Author: Paul Krugman
Even if Republicans take the Senate this year, gaining control of both houses of Congress, they won’t gain much in conventional terms: They’re already able to block legislation, and they still won’t be able to pass anything over the president’s veto. One thing they will be able to do, however, is impose their will on the Congressional Budget Office, heretofore a nonpartisan referee on policy proposals.
As a result, we may soon find ourselves in deep voodoo.
During his failed bid for the 1980 Republican presidential nomination George H. W. Bush famously described Ronald Reagan’s “supply side” doctrine — the claim that cutting taxes on high incomes would lead to spectacular economic growth, so that tax cuts would pay for themselves — as “voodoo economic policy.” Bush was right. Even the rapid recovery from the 1981-82 recession was driven by interest-rate cuts, not tax cuts. Still, for a time the voodoo faithful claimed vindication.
The 1990s, however, were bad news for voodoo. Conservatives confidently predicted economic disaster after Bill Clinton’s 1993 tax hike. What happened instead was a boom that surpassed the Reagan expansion in every dimension: G.D.P., jobs, wages and family incomes.
And while there was never any admission by the usual suspects that their god had failed, it’s noteworthy that the Bush II administration — never shy about selling its policies on false pretenses — didn’t try to justify its tax cuts with extravagant claims about their economic payoff. George W. Bush’s economists didn’t believe in supply-side hype, and more important, his political handlers believed that such hype would play badly with the public. And we should also note that the Bush-era Congressional Budget Office behaved well, sticking to its nonpartisan mandate.
But now it looks as if voodoo is making a comeback. At the state level, Republican governors — and Gov. Sam Brownback of Kansas, in particular — have been going all in on tax cuts despite troubled budgets, with confident assertions that growth will solve all problems. It’s not happening, and in Kansas a rebellion by moderates may deliver the state to Democrats. But the true believers show no sign of wavering.

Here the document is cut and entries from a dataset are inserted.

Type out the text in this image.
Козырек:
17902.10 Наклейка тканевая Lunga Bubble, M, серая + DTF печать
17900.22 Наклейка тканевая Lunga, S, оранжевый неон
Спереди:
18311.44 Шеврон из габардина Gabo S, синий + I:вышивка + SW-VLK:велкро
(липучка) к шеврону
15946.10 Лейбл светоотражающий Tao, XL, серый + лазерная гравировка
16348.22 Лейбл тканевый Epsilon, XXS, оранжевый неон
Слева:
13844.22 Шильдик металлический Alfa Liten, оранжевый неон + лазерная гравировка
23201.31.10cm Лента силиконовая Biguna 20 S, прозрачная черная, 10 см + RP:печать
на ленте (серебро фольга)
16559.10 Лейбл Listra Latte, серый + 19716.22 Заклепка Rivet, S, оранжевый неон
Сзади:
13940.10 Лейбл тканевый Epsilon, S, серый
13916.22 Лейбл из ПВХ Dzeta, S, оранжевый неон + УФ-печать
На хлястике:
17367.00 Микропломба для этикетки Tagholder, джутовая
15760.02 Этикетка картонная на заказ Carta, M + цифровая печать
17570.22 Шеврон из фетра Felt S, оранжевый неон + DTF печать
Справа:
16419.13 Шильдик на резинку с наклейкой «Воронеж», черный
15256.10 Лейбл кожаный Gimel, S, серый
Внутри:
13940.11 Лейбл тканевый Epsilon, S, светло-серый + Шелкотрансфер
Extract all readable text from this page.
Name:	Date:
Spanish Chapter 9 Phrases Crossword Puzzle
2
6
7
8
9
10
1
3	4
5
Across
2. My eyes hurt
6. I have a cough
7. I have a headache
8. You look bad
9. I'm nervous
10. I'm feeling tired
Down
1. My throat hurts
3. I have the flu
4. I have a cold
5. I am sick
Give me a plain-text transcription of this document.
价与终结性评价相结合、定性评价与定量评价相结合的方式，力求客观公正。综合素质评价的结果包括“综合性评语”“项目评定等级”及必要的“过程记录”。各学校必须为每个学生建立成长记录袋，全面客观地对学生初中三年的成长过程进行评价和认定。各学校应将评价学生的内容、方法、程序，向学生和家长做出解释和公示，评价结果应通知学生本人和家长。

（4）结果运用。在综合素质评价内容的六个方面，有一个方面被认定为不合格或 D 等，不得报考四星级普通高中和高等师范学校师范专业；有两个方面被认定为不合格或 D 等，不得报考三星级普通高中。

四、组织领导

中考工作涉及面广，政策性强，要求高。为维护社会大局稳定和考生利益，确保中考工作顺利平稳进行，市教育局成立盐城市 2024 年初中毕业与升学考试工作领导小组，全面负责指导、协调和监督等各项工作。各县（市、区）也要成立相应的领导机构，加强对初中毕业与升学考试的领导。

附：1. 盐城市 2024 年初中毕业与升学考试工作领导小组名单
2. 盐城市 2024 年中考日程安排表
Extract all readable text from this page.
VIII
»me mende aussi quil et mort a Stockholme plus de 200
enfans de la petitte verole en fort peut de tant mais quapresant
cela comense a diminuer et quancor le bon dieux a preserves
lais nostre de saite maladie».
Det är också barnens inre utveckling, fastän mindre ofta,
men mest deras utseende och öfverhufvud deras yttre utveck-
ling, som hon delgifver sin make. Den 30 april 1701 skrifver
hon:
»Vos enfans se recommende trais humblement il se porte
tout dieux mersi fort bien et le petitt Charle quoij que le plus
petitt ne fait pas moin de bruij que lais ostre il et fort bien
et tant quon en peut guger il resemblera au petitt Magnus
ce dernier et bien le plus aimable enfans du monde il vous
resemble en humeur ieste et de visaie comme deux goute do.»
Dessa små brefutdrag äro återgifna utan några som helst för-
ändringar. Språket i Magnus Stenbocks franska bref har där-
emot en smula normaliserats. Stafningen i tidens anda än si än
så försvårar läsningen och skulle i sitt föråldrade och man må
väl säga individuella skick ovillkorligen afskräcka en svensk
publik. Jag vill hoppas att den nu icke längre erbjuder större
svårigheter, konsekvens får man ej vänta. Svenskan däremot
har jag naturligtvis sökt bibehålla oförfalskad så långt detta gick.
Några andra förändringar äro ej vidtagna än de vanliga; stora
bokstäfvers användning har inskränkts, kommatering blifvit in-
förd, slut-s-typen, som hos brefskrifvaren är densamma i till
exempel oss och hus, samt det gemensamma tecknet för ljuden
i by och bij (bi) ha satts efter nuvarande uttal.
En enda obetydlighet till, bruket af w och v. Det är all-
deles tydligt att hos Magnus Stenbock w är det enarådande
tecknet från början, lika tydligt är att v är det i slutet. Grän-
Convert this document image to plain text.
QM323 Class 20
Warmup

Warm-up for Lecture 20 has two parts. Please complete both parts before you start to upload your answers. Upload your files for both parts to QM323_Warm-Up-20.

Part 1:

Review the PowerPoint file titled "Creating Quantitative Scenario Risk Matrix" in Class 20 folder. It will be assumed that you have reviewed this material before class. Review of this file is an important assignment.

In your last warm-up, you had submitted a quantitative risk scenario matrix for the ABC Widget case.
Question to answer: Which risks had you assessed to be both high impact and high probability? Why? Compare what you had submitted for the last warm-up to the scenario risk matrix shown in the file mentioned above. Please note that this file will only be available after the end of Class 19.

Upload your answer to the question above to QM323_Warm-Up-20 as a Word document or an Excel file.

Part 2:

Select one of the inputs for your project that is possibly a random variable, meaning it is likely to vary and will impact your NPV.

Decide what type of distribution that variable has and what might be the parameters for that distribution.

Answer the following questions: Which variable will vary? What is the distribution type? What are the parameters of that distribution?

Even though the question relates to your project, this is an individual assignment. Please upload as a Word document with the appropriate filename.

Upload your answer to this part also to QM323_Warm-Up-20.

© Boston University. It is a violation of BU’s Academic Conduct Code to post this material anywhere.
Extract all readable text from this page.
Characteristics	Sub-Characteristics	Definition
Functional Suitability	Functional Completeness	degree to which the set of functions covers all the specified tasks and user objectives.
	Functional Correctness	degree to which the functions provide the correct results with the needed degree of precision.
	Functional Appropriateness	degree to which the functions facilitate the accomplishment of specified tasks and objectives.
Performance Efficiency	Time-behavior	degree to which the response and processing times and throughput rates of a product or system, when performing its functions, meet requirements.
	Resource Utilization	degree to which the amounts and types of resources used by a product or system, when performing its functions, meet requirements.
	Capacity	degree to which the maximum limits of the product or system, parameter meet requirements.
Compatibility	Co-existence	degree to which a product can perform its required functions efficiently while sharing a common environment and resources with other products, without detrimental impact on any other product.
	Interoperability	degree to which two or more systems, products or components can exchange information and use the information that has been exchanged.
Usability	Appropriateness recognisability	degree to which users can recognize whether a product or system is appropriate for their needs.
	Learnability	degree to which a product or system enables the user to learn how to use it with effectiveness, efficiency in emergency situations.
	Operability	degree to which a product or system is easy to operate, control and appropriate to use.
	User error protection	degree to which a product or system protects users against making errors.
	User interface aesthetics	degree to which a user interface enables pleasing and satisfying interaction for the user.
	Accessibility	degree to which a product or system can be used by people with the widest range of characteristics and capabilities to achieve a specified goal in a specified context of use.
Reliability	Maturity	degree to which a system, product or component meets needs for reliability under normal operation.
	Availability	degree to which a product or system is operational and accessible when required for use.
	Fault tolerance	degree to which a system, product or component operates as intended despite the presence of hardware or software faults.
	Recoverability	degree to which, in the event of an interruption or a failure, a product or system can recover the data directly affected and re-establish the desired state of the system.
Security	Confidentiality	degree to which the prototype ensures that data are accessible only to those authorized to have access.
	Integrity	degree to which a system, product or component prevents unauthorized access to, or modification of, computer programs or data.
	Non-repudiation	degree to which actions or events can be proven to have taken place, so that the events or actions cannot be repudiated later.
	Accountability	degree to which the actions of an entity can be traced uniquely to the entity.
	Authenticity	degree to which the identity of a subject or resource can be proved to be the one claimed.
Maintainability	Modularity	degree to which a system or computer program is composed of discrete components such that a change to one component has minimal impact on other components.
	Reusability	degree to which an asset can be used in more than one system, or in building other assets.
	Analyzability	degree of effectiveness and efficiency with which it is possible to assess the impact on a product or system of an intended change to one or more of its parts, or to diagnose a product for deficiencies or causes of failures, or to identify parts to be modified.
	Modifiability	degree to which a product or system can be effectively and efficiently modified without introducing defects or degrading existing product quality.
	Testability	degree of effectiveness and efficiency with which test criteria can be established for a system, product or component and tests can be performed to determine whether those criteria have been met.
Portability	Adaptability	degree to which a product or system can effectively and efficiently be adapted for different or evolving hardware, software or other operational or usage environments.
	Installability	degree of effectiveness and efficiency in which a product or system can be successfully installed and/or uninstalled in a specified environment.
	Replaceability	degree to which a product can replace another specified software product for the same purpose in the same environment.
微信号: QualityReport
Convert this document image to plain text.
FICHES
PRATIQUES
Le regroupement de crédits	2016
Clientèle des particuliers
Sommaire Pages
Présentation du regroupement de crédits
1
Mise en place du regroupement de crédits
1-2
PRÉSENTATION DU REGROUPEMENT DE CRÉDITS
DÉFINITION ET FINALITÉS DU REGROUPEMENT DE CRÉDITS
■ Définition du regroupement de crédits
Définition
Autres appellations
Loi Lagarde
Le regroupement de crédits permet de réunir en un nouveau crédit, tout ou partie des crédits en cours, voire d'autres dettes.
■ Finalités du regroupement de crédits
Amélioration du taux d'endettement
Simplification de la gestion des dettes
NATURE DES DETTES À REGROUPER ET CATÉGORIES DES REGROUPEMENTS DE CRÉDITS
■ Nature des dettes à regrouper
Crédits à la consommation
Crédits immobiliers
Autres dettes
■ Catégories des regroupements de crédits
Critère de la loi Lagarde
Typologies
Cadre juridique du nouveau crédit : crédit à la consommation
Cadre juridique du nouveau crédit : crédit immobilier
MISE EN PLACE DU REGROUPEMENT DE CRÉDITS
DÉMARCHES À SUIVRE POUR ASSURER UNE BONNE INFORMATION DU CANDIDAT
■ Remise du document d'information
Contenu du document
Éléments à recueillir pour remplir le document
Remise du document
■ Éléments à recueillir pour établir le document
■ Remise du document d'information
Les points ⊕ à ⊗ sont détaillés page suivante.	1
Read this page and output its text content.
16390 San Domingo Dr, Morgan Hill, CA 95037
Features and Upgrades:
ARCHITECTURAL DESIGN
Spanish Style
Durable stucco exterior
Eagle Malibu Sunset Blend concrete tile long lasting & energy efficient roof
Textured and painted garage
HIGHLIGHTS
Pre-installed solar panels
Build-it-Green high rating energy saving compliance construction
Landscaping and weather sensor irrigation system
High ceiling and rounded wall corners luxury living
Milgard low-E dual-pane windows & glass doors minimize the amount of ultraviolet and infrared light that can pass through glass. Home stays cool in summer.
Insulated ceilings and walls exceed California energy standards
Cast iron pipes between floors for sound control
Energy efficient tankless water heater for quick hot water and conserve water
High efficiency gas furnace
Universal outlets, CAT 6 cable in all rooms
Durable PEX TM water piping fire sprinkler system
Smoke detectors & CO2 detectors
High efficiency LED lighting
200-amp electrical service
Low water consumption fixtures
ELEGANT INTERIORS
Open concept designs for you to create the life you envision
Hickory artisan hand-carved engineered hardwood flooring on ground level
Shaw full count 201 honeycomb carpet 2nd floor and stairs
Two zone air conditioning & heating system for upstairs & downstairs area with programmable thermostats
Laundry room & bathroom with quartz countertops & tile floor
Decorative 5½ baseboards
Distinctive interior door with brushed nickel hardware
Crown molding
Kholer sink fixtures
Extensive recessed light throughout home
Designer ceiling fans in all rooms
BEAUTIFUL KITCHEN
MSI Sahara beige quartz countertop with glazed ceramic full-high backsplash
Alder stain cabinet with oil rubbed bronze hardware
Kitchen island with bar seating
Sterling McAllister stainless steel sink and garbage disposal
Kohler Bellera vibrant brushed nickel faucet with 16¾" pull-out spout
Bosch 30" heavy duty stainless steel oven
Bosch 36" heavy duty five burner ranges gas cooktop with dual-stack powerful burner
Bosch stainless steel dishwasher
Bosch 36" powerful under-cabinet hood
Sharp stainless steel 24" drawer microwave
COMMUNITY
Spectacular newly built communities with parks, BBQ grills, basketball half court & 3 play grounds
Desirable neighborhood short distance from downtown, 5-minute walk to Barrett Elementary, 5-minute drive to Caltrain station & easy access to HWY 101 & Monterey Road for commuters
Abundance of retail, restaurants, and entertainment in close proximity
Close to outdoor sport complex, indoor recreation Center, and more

Meanwhile, in Congress Paul Ryan, the chairman of the House Budget Committee, is dropping broad hints that after the election he and his colleagues will do what the Bushies never did, try to push the budget office into adopting “dynamic scoring,” that is, assuming a big economic payoff from tax cuts.
So why is this happening now? It’s not because voodoo economics has become any more credible. True, recovery from the 2007-9 recession has been sluggish, but it has actually been a bit faster than the typical recovery from financial crisis, despite unprecedented cuts in government spending and employment. In fact, the recovery in private-sector employment has been faster than it was during the “Bush boom” last decade. At the same time, researchers at the International Monetary Fund, surveying cross-country evidence, have found that redistribution of income from the affluent to the poor, which conservatives insist kills growth, actually seems to boost economies.
But facts won’t stop the voodoo comeback, for two main reasons.
First, voodoo economics has dominated the conservative movement for so long that it has become an inward-looking cult, whose members know what they know and are impervious to contrary evidence. Fifteen years ago leading Republicans may have been aware that the Clinton boom posed a problem for their ideology. Today someone like Senator Rand Paul can say: “When is the last time in our country we created millions of jobs? It was under Ronald Reagan.” Clinton who?
Second, the nature of the budget debate means that Republican leaders need to believe in the ways of magic. For years people like Mr. Ryan have posed as champions of fiscal discipline even while advocating huge tax cuts for wealthy individuals and corporations. They have also called for savage cuts in aid to the poor, but these have never been big enough to offset the revenue loss. So how can they make things add up?
Well, for years they have relied on magic asterisks — claims that they will make up for lost revenue by closing loopholes and slashing spending, details to follow. But this dodge has been losing effectiveness as the years go by and the specifics keep not coming. Inevitably, then, they’re feeling the pull of that old black magic — and if they take the Senate, they’ll be able to infuse voodoo into supposedly neutral analysis.
Would they actually do it? It would destroy the credibility of a very important institution, one that has served the country well. But have you seen any evidence that the modern conservative movement cares about such things?